Yes exactly! The pixel size is perfect for creative work which always involves so many symbols (text, music). High res kills my eyes. In my little game company I’m a software engineer, 3D artist and composer, and I use this monitor for all that work (three different computers) because it’s so spot on for this kind of work. You’d think in 3D modeling you’d want high res but not so, remember it all has to do with your zoom level. When working on a model an artist constantly zooms in and out regardless of the screen resolution, but your text size is fixed to the texel density. And not to mention programming, high DPI is terrible for that kind of work.
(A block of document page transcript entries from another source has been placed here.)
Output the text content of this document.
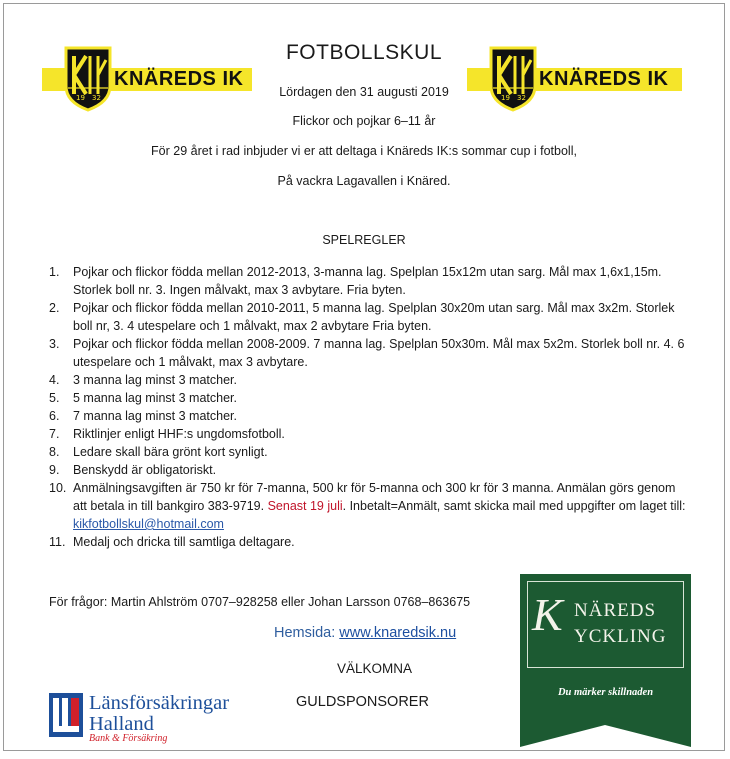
19 32
KNÄREDS IK
19 32
KNÄREDS IK
FOTBOLLSKUL
Lördagen den 31 augusti 2019
Flickor och pojkar 6–11 år
För 29 året i rad inbjuder vi er att deltaga i Knäreds IK:s sommar cup i fotboll,
På vackra Lagavallen i Knäred.
SPELREGLER
1. Pojkar och flickor födda mellan 2012-2013, 3-manna lag. Spelplan 15x12m utan sarg. Mål max 1,6x1,15m. Storlek boll nr. 3. Ingen målvakt, max 3 avbytare. Fria byten.
2. Pojkar och flickor födda mellan 2010-2011, 5 manna lag. Spelplan 30x20m utan sarg. Mål max 3x2m. Storlek boll nr, 3. 4 utespelare och 1 målvakt, max 2 avbytare Fria byten.
3. Pojkar och flickor födda mellan 2008-2009. 7 manna lag. Spelplan 50x30m. Mål max 5x2m. Storlek boll nr. 4. 6 utespelare och 1 målvakt, max 3 avbytare.
4. 3 manna lag minst 3 matcher.
5. 5 manna lag minst 3 matcher.
6. 7 manna lag minst 3 matcher.
7. Riktlinjer enligt HHF:s ungdomsfotboll.
8. Ledare skall bära grönt kort synligt.
9. Benskydd är obligatoriskt.
10. Anmälningsavgiften är 750 kr för 7-manna, 500 kr för 5-manna och 300 kr för 3 manna. Anmälan görs genom att betala in till bankgiro 383-9719. Senast 19 juli. Inbetalt=Anmält, samt skicka mail med uppgifter om laget till: kikfotbollskul@hotmail.com
11. Medalj och dricka till samtliga deltagare.
För frågor: Martin Ahlström 0707–928258 eller Johan Larsson 0768–863675
Hemsida: www.knaredsik.nu
VÄLKOMNA
GULDSPONSORER
Länsförsäkringar
Halland
Bank & Försäkring
K NÄREDS
YCKLING
Du märker skillnaden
I only use high res for play testing.

Though the standard landscape ratio is pretty good for a double-page spread, plus extra space at the sides so you can keep the panels open.

True, but for me I guess I spent too much time at the podium to use anything but single page all visible.

?? If you only view a single portrait page full height, then you should have plenty of room at the sides for the panels on a square display.

For my eyes, Hi-res displays offer much sharper, clearer text and vector lines for coding, drawing, DTP and music layout. I can barely look at a 1080p screen now.

Horses for courses, I suppose!

Yeah I’m the same. The first time I used Dorico in 4K, I was blown away… and now it’s painful to go back to 1080.

There’s plenty of room, but mostly it’s wasted space that could be used for music.

For my eyes, Hi-res displays offer much sharper, clearer text and vector lines for coding, drawing, DTP and music layout. I can barely look at a 1080p screen now.

Yes it looks fine if the software properly scales it’s UI and text. In my experience only a handful have this option. It’s a pain to support and keep the layout proper from the programming standpoint. I agree 1080 is painful, but my Eizo is 1920x1920 which gives plenty of resolution and great aspect ratio. Additionally as I say it also works better for my studio desk, which allows the monitors to be properly set up for imaging. I agree there’s trade offs either way.